Run this command on each Oracle Virtual Directory host in your topology, with the appropriate value for ovd.host in the property file.

11.4.3 Creating a Global Plug-in

To create a Global Oracle Virtual Directory plug-in, proceed as follows:

  1. In a web browser, go to Oracle Directory Services Manager (ODSM).

  2. Create connections to each of the Oracle Virtual Directory instances running on LDAPHOST1 and LDAPHOST2, if they do not already exist.

  3. Connect to each Oracle Virtual Directory instance by using the appropriate connection entry.

  4. On the Home page, click the Advanced tab. The Advanced navigation tree appears.

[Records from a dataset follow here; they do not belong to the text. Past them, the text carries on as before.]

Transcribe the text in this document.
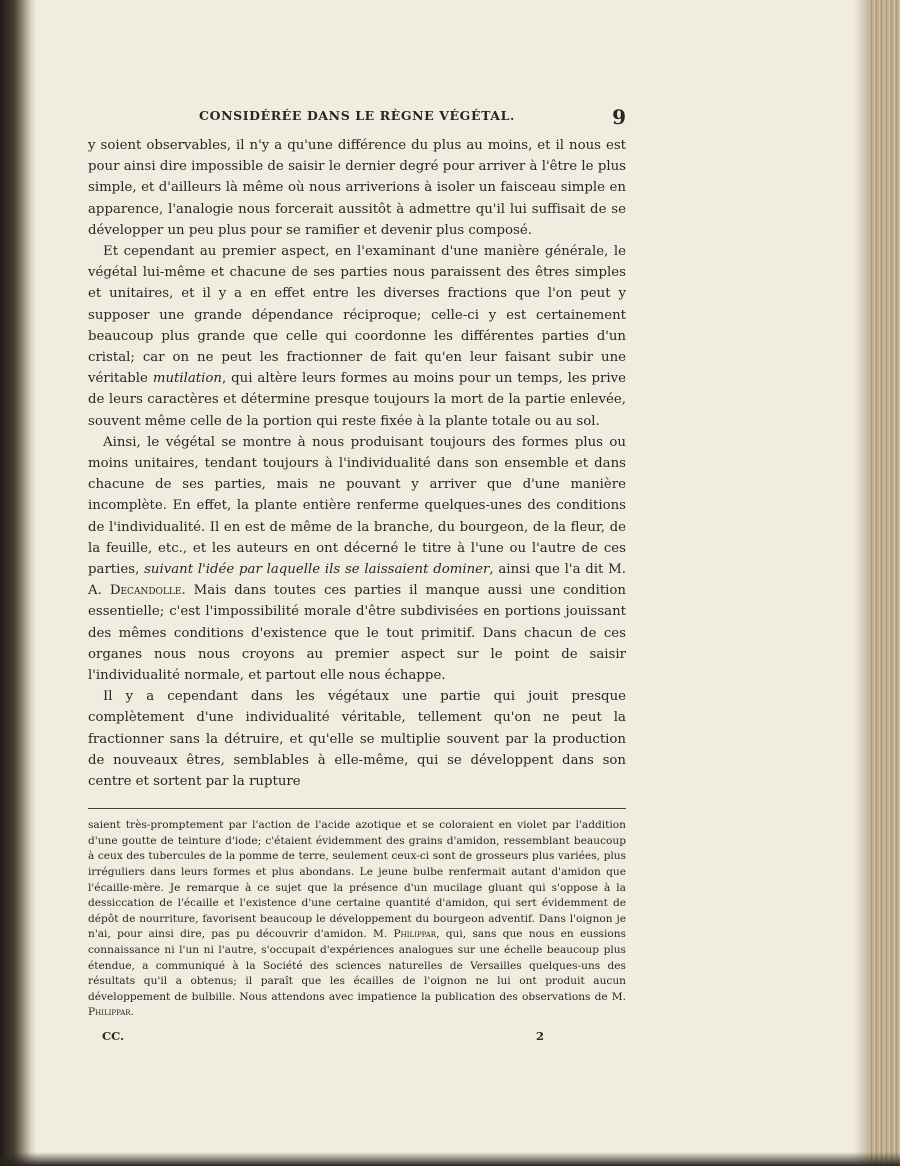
CONSIDÉRÉE DANS LE RÈGNE VÉGÉTAL.	9

y soient observables, il n'y a qu'une différence du plus au moins, et il nous est pour ainsi dire impossible de saisir le dernier degré pour arriver à l'être le plus simple, et d'ailleurs là même où nous arriverions à isoler un faisceau simple en apparence, l'analogie nous forcerait aussitôt à admettre qu'il lui suffisait de se développer un peu plus pour se ramifier et devenir plus composé.

Et cependant au premier aspect, en l'examinant d'une manière générale, le végétal lui-même et chacune de ses parties nous paraissent des êtres simples et unitaires, et il y a en effet entre les diverses fractions que l'on peut y supposer une grande dépendance réciproque; celle-ci y est certainement beaucoup plus grande que celle qui coordonne les différentes parties d'un cristal; car on ne peut les fractionner de fait qu'en leur faisant subir une véritable mutilation, qui altère leurs formes au moins pour un temps, les prive de leurs caractères et détermine presque toujours la mort de la partie enlevée, souvent même celle de la portion qui reste fixée à la plante totale ou au sol.

Ainsi, le végétal se montre à nous produisant toujours des formes plus ou moins unitaires, tendant toujours à l'individualité dans son ensemble et dans chacune de ses parties, mais ne pouvant y arriver que d'une manière incomplète. En effet, la plante entière renferme quelques-unes des conditions de l'individualité. Il en est de même de la branche, du bourgeon, de la fleur, de la feuille, etc., et les auteurs en ont décerné le titre à l'une ou l'autre de ces parties, suivant l'idée par laquelle ils se laissaient dominer, ainsi que l'a dit M. A. Decandolle. Mais dans toutes ces parties il manque aussi une condition essentielle; c'est l'impossibilité morale d'être subdivisées en portions jouissant des mêmes conditions d'existence que le tout primitif. Dans chacun de ces organes nous nous croyons au premier aspect sur le point de saisir l'individualité normale, et partout elle nous échappe.

Il y a cependant dans les végétaux une partie qui jouit presque complètement d'une individualité véritable, tellement qu'on ne peut la fractionner sans la détruire, et qu'elle se multiplie souvent par la production de nouveaux êtres, semblables à elle-même, qui se développent dans son centre et sortent par la rupture

saient très-promptement par l'action de l'acide azotique et se coloraient en violet par l'addition d'une goutte de teinture d'iode; c'étaient évidemment des grains d'amidon, ressemblant beaucoup à ceux des tubercules de la pomme de terre, seulement ceux-ci sont de grosseurs plus variées, plus irréguliers dans leurs formes et plus abondans. Le jeune bulbe renfermait autant d'amidon que l'écaille-mère. Je remarque à ce sujet que la présence d'un mucilage gluant qui s'oppose à la dessiccation de l'écaille et l'existence d'une certaine quantité d'amidon, qui sert évidemment de dépôt de nourriture, favorisent beaucoup le développement du bourgeon adventif. Dans l'oignon je n'ai, pour ainsi dire, pas pu découvrir d'amidon. M. Philippar, qui, sans que nous en eussions connaissance ni l'un ni l'autre, s'occupait d'expériences analogues sur une échelle beaucoup plus étendue, a communiqué à la Société des sciences naturelles de Versailles quelques-uns des résultats qu'il a obtenus; il paraît que les écailles de l'oignon ne lui ont produit aucun développement de bulbille. Nous attendons avec impatience la publication des observations de M. Philippar.

CC.	2
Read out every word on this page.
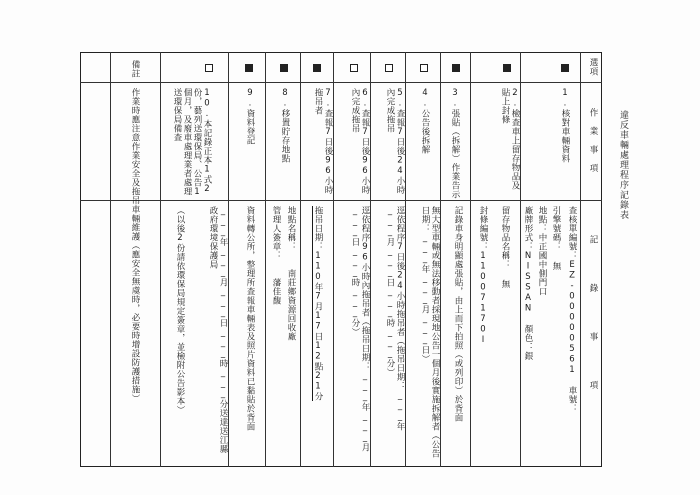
違反車輛處理程序記錄表
選項
作業事項
記錄事項
1.核對車輛資料
查核單編號：EZ-00000561 車號：
引擎號碼： 無
地點：中正國中側門口
廠牌形式：NISSAN 顏色：銀
2.檢查車上留存物品及貼上封條
留存物品名稱： 無
封條編號：11007170I
3.張貼（拆解）作業告示
記錄車身明顯處張貼，由上而下拍照（或列印）於背面
4.公告後拆解
無大型車輛或無法移動者採現地公告一個月後實施拆解者（公告日期：___年___月___日）
5.查報7日後24小時內完成拖吊
逕依程序7日後24小時拖吊者（拖吊日期：___年___月___日___時___分）
6.查報7日後96小時內完成拖吊
逕依程序96小時內拖吊者（拖吊日期：___年___月___日___時___分）
7.查報7日後96小時拖吊者
拖吊日期：110年7月17日12點21分
8.移置貯存地點
地點名稱：　　南莊鄉資源回收廠
管理人簽章：　　藩佳馥
9.資料登記
資料轉公所，整理所查報車輛表及照片資料已黏貼於背面
10.本記錄正本1式2份，藝列送環保局、公告1個月，及廢車處理業者處理送環保局備查
___年___月___日___時___分送達送江縣政府環境保護局
（以後2份請依環保局規定簽章，並檢附公告影本）
備註
作業時應注意作業安全及拖吊車輛維護（應安全無虞時，必要時增設防護措施）
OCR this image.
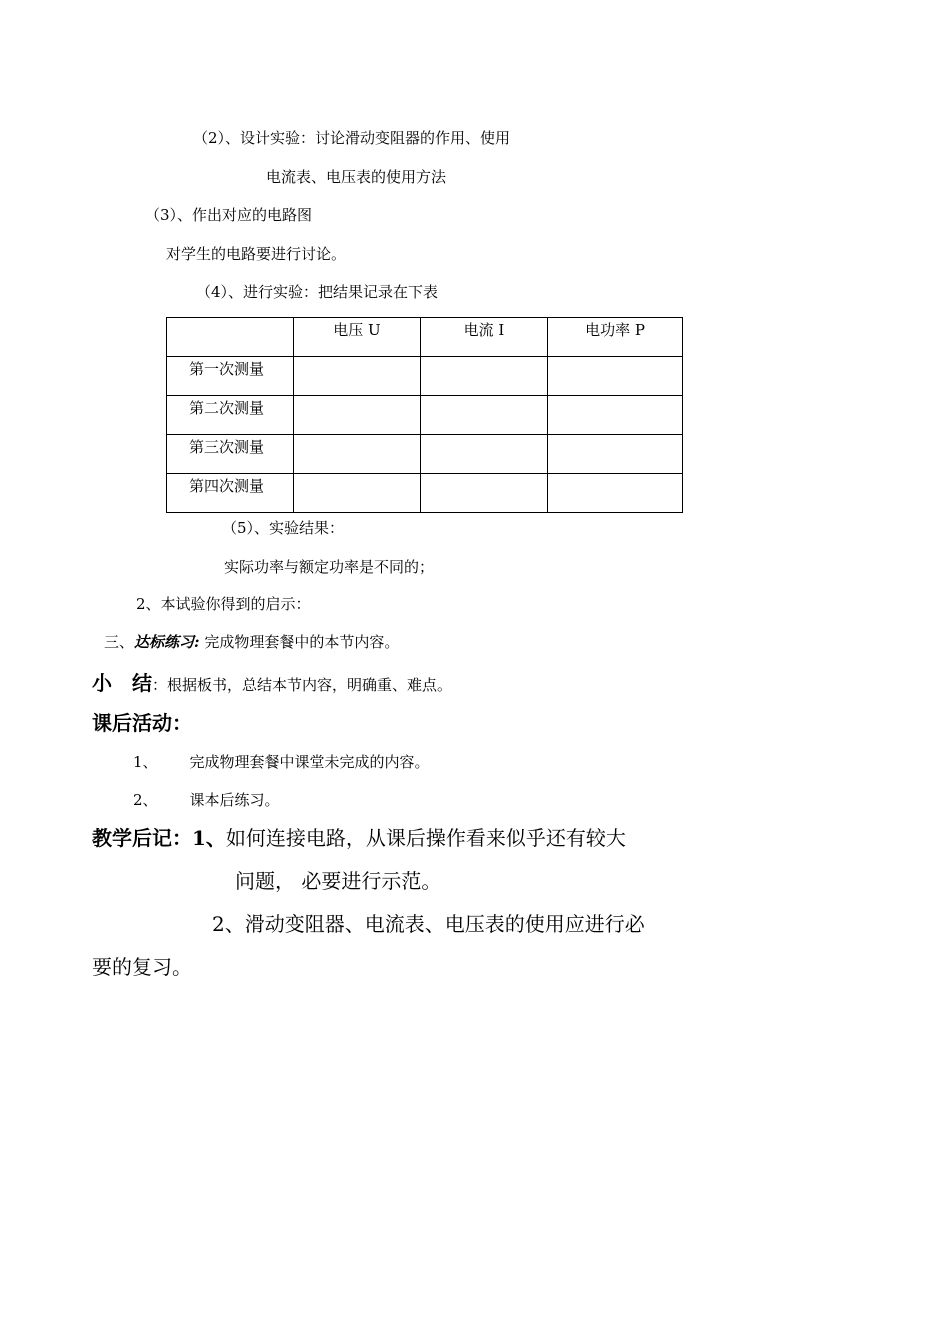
（2）、设计实验：讨论滑动变阻器的作用、使用
电流表、电压表的使用方法
（3）、作出对应的电路图
对学生的电路要进行讨论。
（4）、进行实验：把结果记录在下表
	电压 U	电流 I	电功率 P
第一次测量			
第二次测量			
第三次测量			
第四次测量			
（5）、实验结果：
实际功率与额定功率是不同的；
2、本试验你得到的启示：
三、达标练习: 完成物理套餐中的本节内容。
小　结：根据板书，总结本节内容，明确重、难点。
课后活动：
1、 完成物理套餐中课堂未完成的内容。
2、 课本后练习。
教学后记：1、如何连接电路，从课后操作看来似乎还有较大
问题， 必要进行示范。
2、滑动变阻器、电流表、电压表的使用应进行必
要的复习。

  5. Click the + next to Global Plugins in the left pane.

  6. Click Create Plugin.

  7. Create the Global Consolidated Changelog Plug-in as follows:

    Enter the following values to create the Global Consolidated Plug-in:

    • Name: Global Consolidated Changelog

    • Class: Click Select then choose: ConsolidatedChangelog

    Click OK when finished.

The environment is now ready to be configured to work with Oracle Virtual Directory as the Identity Store.

11.5 Additional Configuration Tasks

If you have previously integrated Oracle Identity Manager with a single directory and you are now reintegrating it with multiple directories, you must reset the changelog number for each of the incremental jobs to zero. The changelog numbers are repopulated on the next run.